Thursday, October 10, 2013

Metric

I'm not a great fan of performance indicator, particularly those key performance index in our hospital setting. It's really about a quality metric that is worse than useless.

It is often the case that hospitals struggle to get a better score to prove their quality. But the score might tell otherwise. The performance score runs lower and lower, unlike the hospital team's anxiety that swelled and swelled with each passing day. So eager we're to fulfill the quest of performance index that we strive for the top score by hook or by crook.

The obsession with scoring system is understandable. The scoreboard has been in place for all of us in school, from clan to clan, culture to culture, and it is embraced earnestly and repeatedly. The hard truth is, most parents believe in the score. Some students, and many teachers, do. An important and oft-quoted metric on the scoreboard is the "intelligence quotient." But there's an old parable in which two cavemen were frightened when the earth shook with each footfall of a grumpy sabre-toothed tiger. The first caveman named Ug, with his mathematical and logical intelligence, tapped his chin and calculated the angle from which the tiger is approaching to the nearest degree. His mate, Thug, with the bodily or kinetic intelligence, ran away. "Who's the clever one now?
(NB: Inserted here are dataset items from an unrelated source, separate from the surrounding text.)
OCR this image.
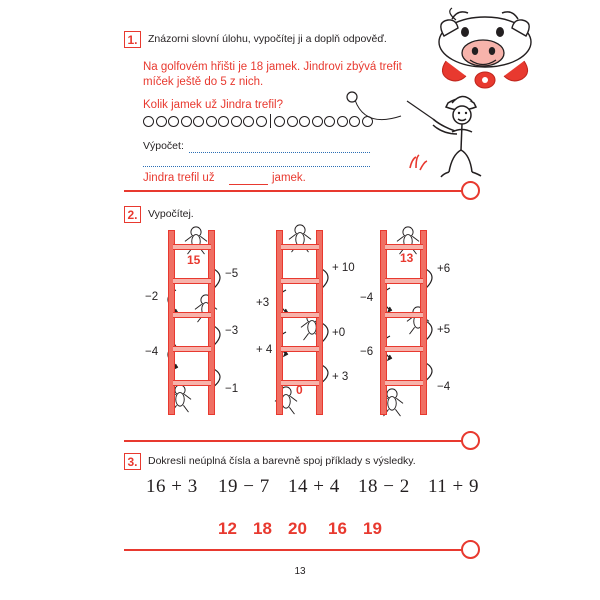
1.	Znázorni slovní úlohu, vypočítej ji a doplň odpověď.
Na golfovém hřišti je 18 jamek. Jindrovi zbývá trefit
míček ještě do 5 z nich.
Kolik jamek už Jindra trefil?
Výpočet:
Jindra trefil už	jamek.
2.	Vypočítej.
15
−5
−3
−1
−2
−4
0
+ 10
+0
+ 3
+3
+ 4
13
+6
+5
−4
−4
−6
3.	Dokresli neúplná čísla a barevně spoj příklady s výsledky.
16 + 3 19 − 7 14 + 4 18 − 2 11 + 9
12 18 20 16 19
13
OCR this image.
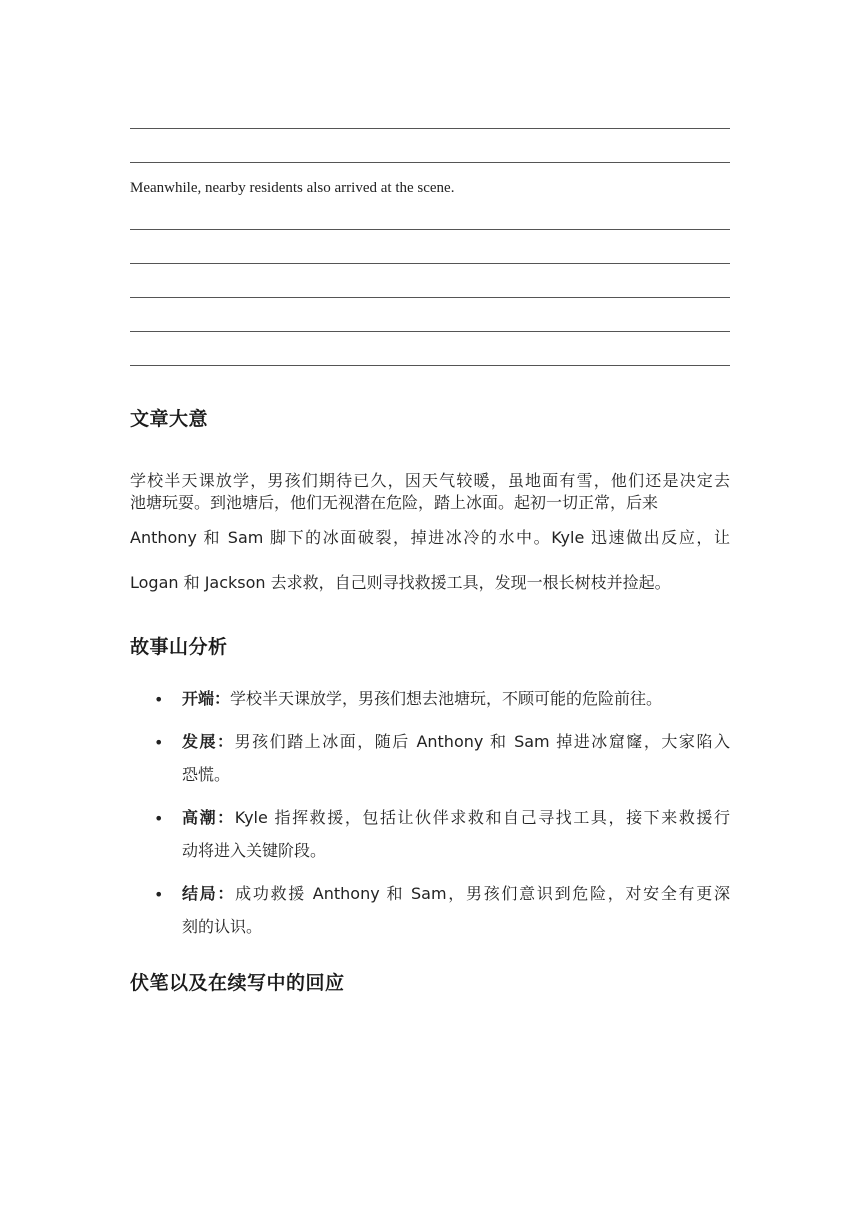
Meanwhile, nearby residents also arrived at the scene.
文章大意
学校半天课放学，男孩们期待已久，因天气较暖，虽地面有雪，他们还是决定去
池塘玩耍。到池塘后，他们无视潜在危险，踏上冰面。起初一切正常，后来
Anthony 和 Sam 脚下的冰面破裂，掉进冰冷的水中。Kyle 迅速做出反应，让
Logan 和 Jackson 去求救，自己则寻找救援工具，发现一根长树枝并捡起。
故事山分析
• 开端：学校半天课放学，男孩们想去池塘玩，不顾可能的危险前往。
• 发展：男孩们踏上冰面，随后 Anthony 和 Sam 掉进冰窟窿，大家陷入
恐慌。
• 高潮：Kyle 指挥救援，包括让伙伴求救和自己寻找工具，接下来救援行
动将进入关键阶段。
• 结局：成功救援 Anthony 和 Sam，男孩们意识到危险，对安全有更深
刻的认识。
伏笔以及在续写中的回应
Ug or Thug?"

I will say that, whether you're a parent or a hospital manager, should not miss the article "Performance Anxiety - What Can Health Care Learn from K-12 Education?" published recently in the New England Journal of Medicine. So, then. You will see how similar the health care and education system have been misled by the shortsighted performance measures. Examples of the top-down performance measures at school: students' achievement in standardized mathematics or reading tests, teacher's certification status. Just as how physicians lose performance points when patients cannot meet certain performance targets because they were dealt bad genetic and environmental hands, teachers are hold accountable for students' varied developmental timeline and many other uncontrollable factors in their lives. In turn, the author proposed a new bottom-up performance measuring system that, for instance, looks at the discussion and questioning skills, ability to engage students in learning, the expectation that students will correct their mistakes. The proposed measures to be assessed in hospital are similar: measures of patient experience such as effectiveness of physician communication about diagnosis and treatment.

Still, in the presence of pay-for-performance programs, many of us will pay more attention to the top-down performance measures. One good example of such outcome measures is the complication of venous thromboembolism after surgery. That's referring to a blood clot that forms in a vein deep in the body. It's a neat trick to blame and punish the "bad apples," referring here to those hospitals with more event rates of venous thromboembolism. Is it that simple? A new study, using data for nearly 1 million surgical discharges from 2800 hospitals, makes a solid argument against this measure. To cut the story short, the venous thromboembolism rates simply reflect how aggressively doctors look for them, but probably are not directly related to quality of care.

In other words, because some doctors more aggressively look for complications, they find more and appear to have worse outcomes. Good lesson to learn.